Hirschsprung's disease in children is not so frequent, but very serious, and therefore the confusion of parents who hear such a diagnosis is quite understandable. The name of the disease is not even heard by most moms and dads, and therefore there are more questions about this disease than answers.

What it is?

Hirschsprung's disease gets its name from the surname of pediatrician Harald Hirschsprung, who first described the illness after the death of two of his young patients from severe chronic constipation. Also, this disease has other names - agangliosis of the colon or congenital megacolon.

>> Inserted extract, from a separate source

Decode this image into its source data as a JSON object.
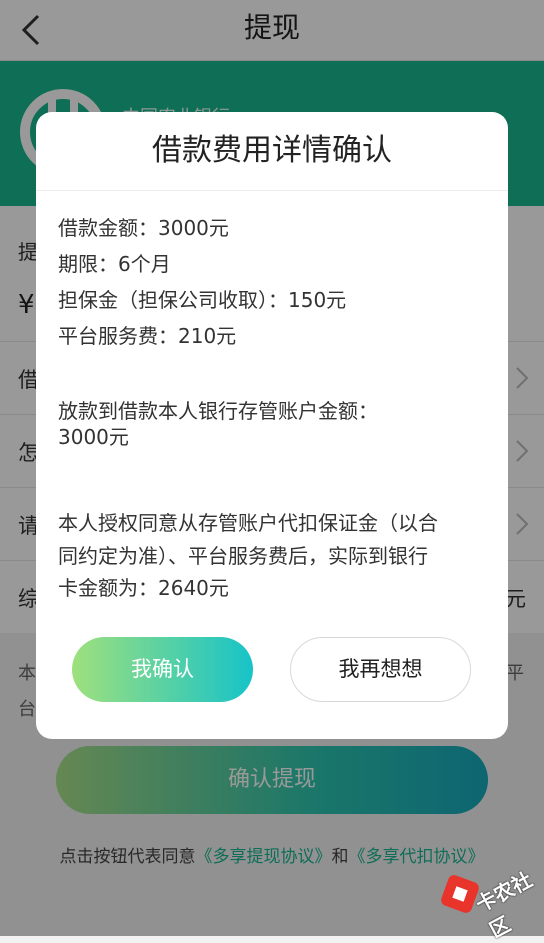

It should be noted that the disease is a congenital anomaly in the development of the large intestine, in which defecation is extremely difficult due to the fact that innervation is disturbed (nerve connections or nerve structure) in one of the sections of the large intestine, more often the lower ones. As a result of the fact that the nervous activity in this department is disturbed, a decrease in peristalsis develops up to its complete absence, and in the parts of the intestine located above the affected zone, deposition of a large amount of feces.

According to the WHO, Hirschsprung's disease in childhood occurs in one in 5,000 newborns. There are other data suggesting that the disease occurs with a frequency of 1: 2000 newborns. Boys are more susceptible to congenital disease - for one sick girl there are four small representatives of the stronger sex.

In 9 out of 10 children, according to statistics, congenital megacolon is found before the age of 10 years. In almost every third case, an anomaly of colon development is accompanied by some other malformations, and every tenth child with such an anomaly has Down syndrome.

Why it happens?

The defect is always congenital, but the reasons that cause it are still the subject of study by doctors and scientists. Today, experts tend to believe that the formation of an anomaly is influenced by several factors at once, the main of which is damage to several genes at once, which, in fact, are responsible for how correctly and on time the neural structures of the colon walls will be formed. In genetics, everything is very complicated, and it can be difficult for parents to understand why they, healthy, had a sick baby. But let's try to explain.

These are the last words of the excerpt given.